Source: Protecting users with TLS by default in Android P from Android Developer
Posted by Chad Brubaker, Senior Software Engineer Android Security
Android is committed to keeping users, their devices, and their data safe. One of the ways that we keep data safe is by protecting all data that enters or leaves an Android device with Transport Layer Security (TLS) in transit. As we announced in our Android P developer preview, we’re further improving these protections by preventing apps that target Android P from allowing unencrypted connections by default.
This follows a variety of changes we’ve made over the years to better protect Android users.To prevent accidental unencrypted connections, we introduced the
android:usesCleartextTraffic manifest attribute in Android Marshmallow. In Android Nougat, we extended that attribute by creating the Network Security Config feature, which allows apps to indicate that they do not intend to send network traffic without encryption. In Android Nougat and Oreo, we still allowed cleartext connections.
If your app uses TLS for all connections then you have nothing to do. If not, update your app to use TLS to encrypt all connections. If you still need to make cleartext connections, keep reading for some best practices.
Android considers all networks potentially hostile and so encrypting traffic should be used at all times, for all connections. Mobile devices are especially at risk because they regularly connect to many different networks, such as the Wi-Fi at a coffee shop.
All traffic should be encrypted, regardless of content, as any unencrypted connections can be used to inject content, increase attack surface for potentially vulnerable client code, or track the user. For more information, see our past blog post and Developer Summit talk.
Once your server supports TLS, simply change the URLs in your app and server responses from http:// to https://. Your HTTP stack handles the TLS handshake without any more work.
If you are making sockets yourself, use an SSLSocketFactory instead of a SocketFactory. Take extra care to use the socket correctly as SSLSocket doesn’t perform hostname verification. Your app needs to do its own hostname verification, preferably by calling
getDefaultHostnameVerifier() with the expected hostname. Further, beware that
HostnameVerifier.verify() doesn’t throw an exception on error but instead returns a boolean result that you must explicitly check.
While you should use TLS for all connections, it’s possibly that you need to use cleartext traffic for legacy reasons, such as connecting to some servers. To do this, change your app’s network security config to allow those connections.
We’ve included a couple example configurations. See the network security config documentation for a bit more help.
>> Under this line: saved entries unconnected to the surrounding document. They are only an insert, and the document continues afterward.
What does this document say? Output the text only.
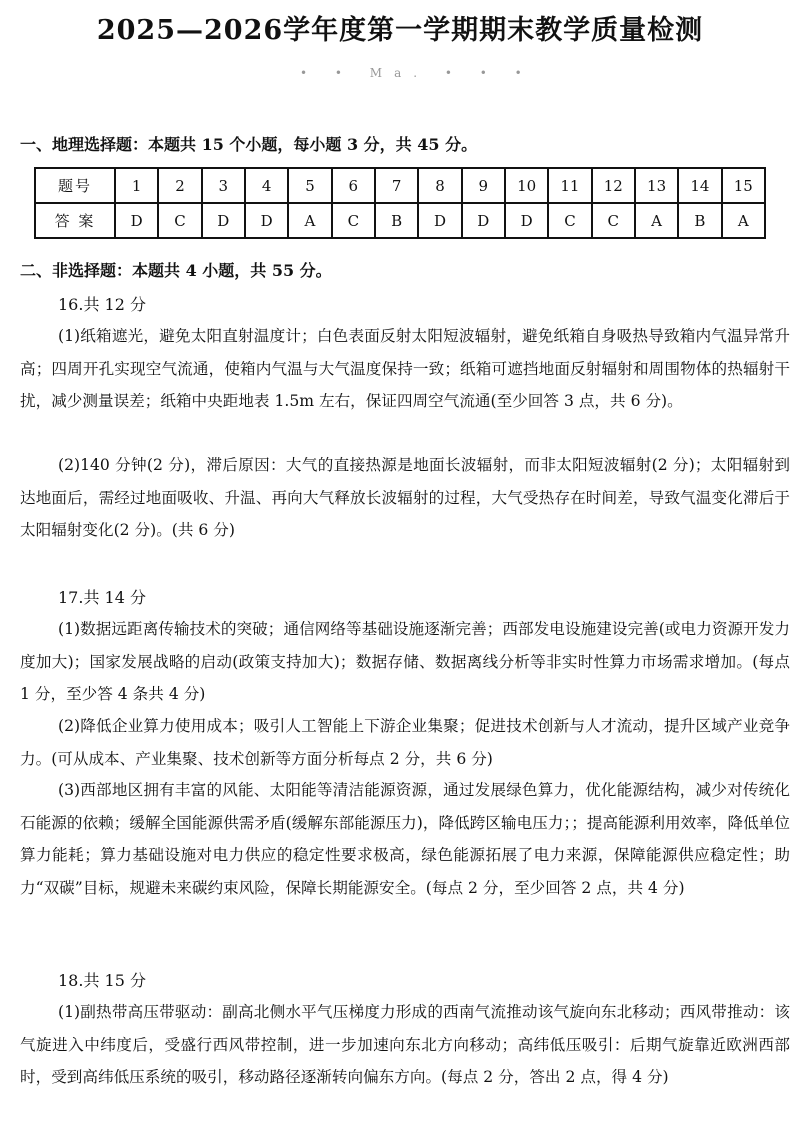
2025—2026学年度第一学期期末教学质量检测
• • Ma. • • •
一、地理选择题：本题共 15 个小题，每小题 3 分，共 45 分。
题号	1	2	3	4	5	6	7	8	9	10	11	12	13	14	15
答 案	D	C	D	D	A	C	B	D	D	D	C	C	A	B	A
二、非选择题：本题共 4 小题，共 55 分。
16.共 12 分

(1)纸箱遮光，避免太阳直射温度计；白色表面反射太阳短波辐射，避免纸箱自身吸热导致箱内气温异常升高；四周开孔实现空气流通，使箱内气温与大气温度保持一致；纸箱可遮挡地面反射辐射和周围物体的热辐射干扰，减少测量误差；纸箱中央距地表 1.5m 左右，保证四周空气流通(至少回答 3 点，共 6 分)。

(2)140 分钟(2 分)，滞后原因：大气的直接热源是地面长波辐射，而非太阳短波辐射(2 分)；太阳辐射到达地面后，需经过地面吸收、升温、再向大气释放长波辐射的过程，大气受热存在时间差，导致气温变化滞后于太阳辐射变化(2 分)。(共 6 分)

17.共 14 分

(1)数据远距离传输技术的突破；通信网络等基础设施逐渐完善；西部发电设施建设完善(或电力资源开发力度加大)；国家发展战略的启动(政策支持加大)；数据存储、数据离线分析等非实时性算力市场需求增加。(每点 1 分，至少答 4 条共 4 分)

(2)降低企业算力使用成本；吸引人工智能上下游企业集聚；促进技术创新与人才流动，提升区域产业竞争力。(可从成本、产业集聚、技术创新等方面分析每点 2 分，共 6 分)

(3)西部地区拥有丰富的风能、太阳能等清洁能源资源，通过发展绿色算力，优化能源结构，减少对传统化石能源的依赖；缓解全国能源供需矛盾(缓解东部能源压力)，降低跨区输电压力；；提高能源利用效率，降低单位算力能耗；算力基础设施对电力供应的稳定性要求极高，绿色能源拓展了电力来源，保障能源供应稳定性；助力“双碳”目标，规避未来碳约束风险，保障长期能源安全。(每点 2 分，至少回答 2 点，共 4 分)

18.共 15 分

(1)副热带高压带驱动：副高北侧水平气压梯度力形成的西南气流推动该气旋向东北移动；西风带推动：该气旋进入中纬度后，受盛行西风带控制，进一步加速向东北方向移动；高纬低压吸引：后期气旋靠近欧洲西部时，受到高纬低压系统的吸引，移动路径逐渐转向偏东方向。(每点 2 分，答出 2 点，得 4 分)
If you need to allow connections to a specific domain or set of domains, you can use the following config as a guide:
<network-security-config> <domain-config cleartextTrafficPermitted="true"> <domain includeSubdomains="true">insecure.example.com</domain> <domain includeSubdomains="true">insecure.cdn.example.com</domain> </domain-config> </network-security-config>
If your app supports opening arbitrary content from URLs over insecure connections, you should disable cleartext connections to your own services while supporting cleartext connections to arbitrary hosts. Keep in mind that you should be cautious about the data received over insecure connections as it could have been tampered with in transit.
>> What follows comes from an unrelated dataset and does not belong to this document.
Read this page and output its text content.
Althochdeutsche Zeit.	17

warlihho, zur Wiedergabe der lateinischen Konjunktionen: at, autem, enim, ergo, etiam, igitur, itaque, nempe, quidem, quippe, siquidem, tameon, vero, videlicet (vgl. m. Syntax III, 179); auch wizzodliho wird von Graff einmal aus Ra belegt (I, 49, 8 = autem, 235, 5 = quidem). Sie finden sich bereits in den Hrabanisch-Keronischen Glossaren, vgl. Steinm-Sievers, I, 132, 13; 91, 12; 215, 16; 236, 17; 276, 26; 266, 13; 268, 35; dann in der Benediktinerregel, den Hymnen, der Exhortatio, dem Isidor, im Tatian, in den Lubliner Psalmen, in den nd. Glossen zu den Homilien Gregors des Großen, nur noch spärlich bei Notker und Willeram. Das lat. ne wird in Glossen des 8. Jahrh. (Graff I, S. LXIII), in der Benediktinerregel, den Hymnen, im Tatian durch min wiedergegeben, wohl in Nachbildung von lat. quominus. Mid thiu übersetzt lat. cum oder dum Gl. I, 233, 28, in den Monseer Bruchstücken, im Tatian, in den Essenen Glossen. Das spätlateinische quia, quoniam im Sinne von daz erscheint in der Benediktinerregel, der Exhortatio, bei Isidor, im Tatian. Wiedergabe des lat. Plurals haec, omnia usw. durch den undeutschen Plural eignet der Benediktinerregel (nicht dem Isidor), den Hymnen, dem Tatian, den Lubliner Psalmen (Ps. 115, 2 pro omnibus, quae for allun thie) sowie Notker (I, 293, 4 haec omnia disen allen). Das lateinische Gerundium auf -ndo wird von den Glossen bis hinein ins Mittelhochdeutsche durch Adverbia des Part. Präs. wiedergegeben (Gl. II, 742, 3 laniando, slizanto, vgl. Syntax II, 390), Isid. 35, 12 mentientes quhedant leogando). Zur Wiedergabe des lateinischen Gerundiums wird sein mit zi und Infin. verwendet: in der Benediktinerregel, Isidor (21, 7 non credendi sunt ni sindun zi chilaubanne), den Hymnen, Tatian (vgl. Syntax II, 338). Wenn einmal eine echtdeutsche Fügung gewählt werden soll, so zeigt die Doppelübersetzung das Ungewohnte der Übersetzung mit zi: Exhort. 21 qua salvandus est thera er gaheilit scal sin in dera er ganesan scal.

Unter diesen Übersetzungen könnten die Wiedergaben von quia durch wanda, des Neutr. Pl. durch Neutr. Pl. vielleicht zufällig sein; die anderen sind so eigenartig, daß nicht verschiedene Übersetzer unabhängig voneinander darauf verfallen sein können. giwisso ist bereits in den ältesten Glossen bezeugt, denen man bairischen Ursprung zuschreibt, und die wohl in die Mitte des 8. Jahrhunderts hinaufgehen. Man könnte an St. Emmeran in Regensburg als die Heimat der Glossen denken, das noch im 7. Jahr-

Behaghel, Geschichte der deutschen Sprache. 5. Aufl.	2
<network-security-config> <domain-config cleartextTrafficPermitted="false"> <domain includeSubdomains="true">example.com</domain> <domain includeSubdomains="true">cdn.example2.com</domain> </domain-config> <base-config cleartextTrafficPermitted="true" /> </network-security-config>
If your library directly creates secure/insecure connections, make sure that it honors the app’s cleartext settings by checking isCleartextTrafficPermitted before opening any cleartext connection.